Touring folks through the port is one of St. Cyr’s responsibilities, arranged for any group with a few clicks on the port’s website. She has welcomed everyone from elementary school children to Rotary clubs, but she concedes that port security has been vastly tightened since 9/11. Fishermen can no longer cast a line from the port’s levee, bikers can’t ride on the port’s roadways, and port visitors can only leave their touring bus at a single specified stop.

The tour that begins at the contemporary Maritime Security Operations building is nevertheless informative. From a third-floor balcony overlooking the river, the students watch a high-riding freighter steam downriver, a muscular tug chuff upriver behind a long tow, and several small tugboats nose in at the port’s dock.

St. Cyr explains that the port actually extends from the Sunshine Bridge to north of Southern University. After showing an informational video, she leads the group to the command center for Maritime Security. Its heart is a digital console with wall-mounted screens to cover emergency responses to problems on the river or other waterways. With no problems at hand, the National Guardsman on duty demonstrates the computer tracking system that can follow every vessel from the mouth of the Mississippi to the port. He clicks on one of the numerous data points, revealing detailed information about that ship.

The group returns to Shiloh’s white bus, which crawls along in the wake of a port security car past huge grain elevators (handling six million tons a year), a grid of cylindrical storage terminals carrying molasses and onto the cargo dock. At 50 feet high, it exceeds any possible level of flooding. Today its cranes seem idle.

“The port works when there’s something to do,” St. Cyr says. “But that’s any time of day—including night.”

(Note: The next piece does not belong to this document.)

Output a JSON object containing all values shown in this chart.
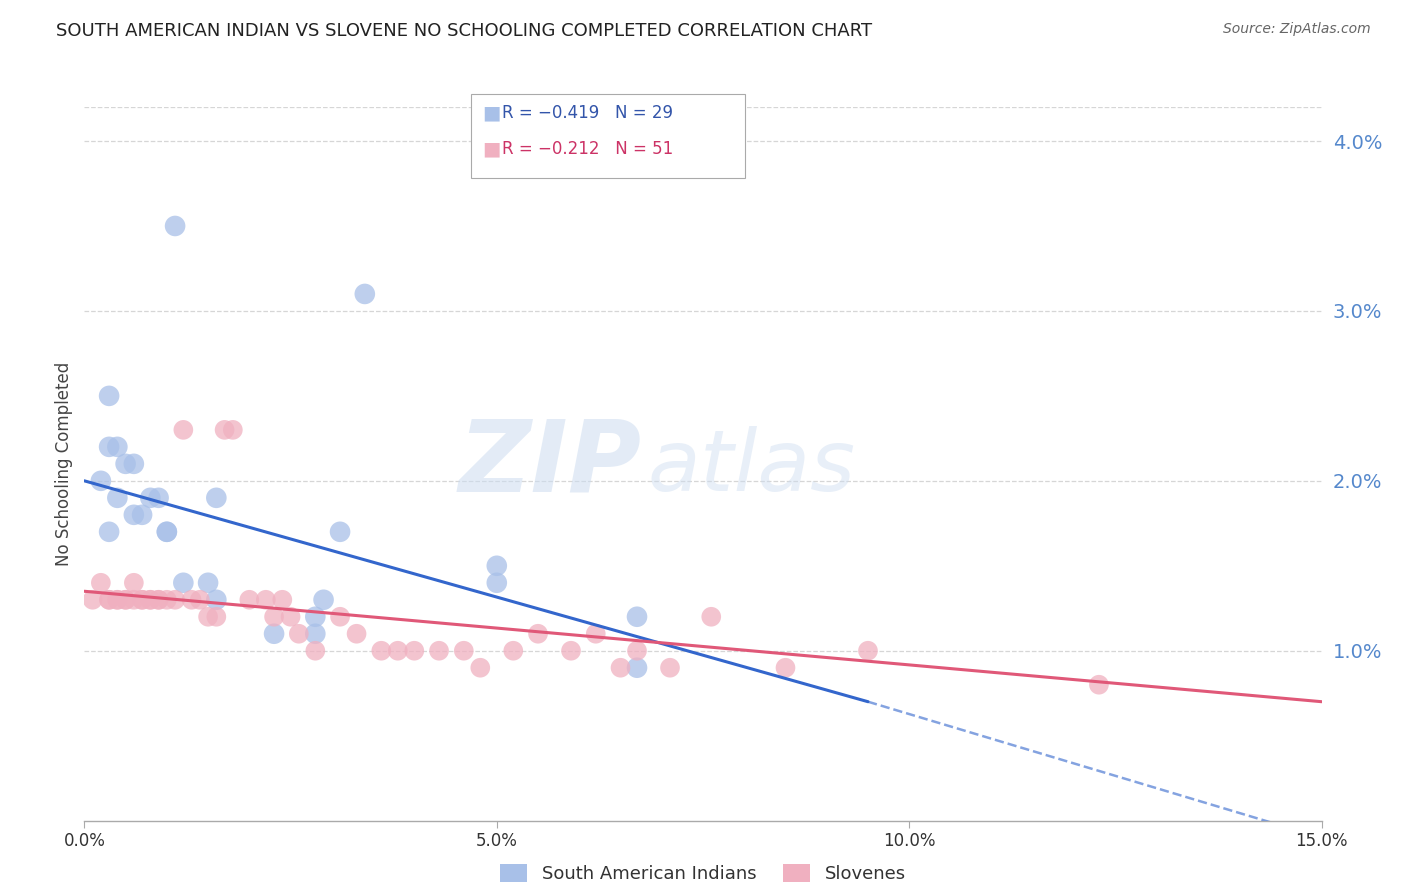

The single stop is inside a dimly lit, cavernous corrugated metal warehouse that smells like a sugar mill—the sugar distribution facility.
“We can store 80,000 tons of sugar here,” St. Cyr tells her visitors as a gaggle of them leave the bus to approach a 20-foot-high dune of packed brown crystals. They track sugar like beach sand back onto the bus.

Beyond the sugar warehouse are two surreal white domes, inflated storage terminals that hold wood pellets, a substitute fuel for coal.
The tour of the sprawling industrial site ends without a survey of the students to discover if any of them, including the young man who wanted to be a funeral director and several would-be attorneys, have redefined their career plans.

Whether or not the Port of Greater Baton Rouge has picked up some future employees, the students leave with an appreciation for how commerce on the Mississippi evolved—and a big piece of why Baton Rouge was born.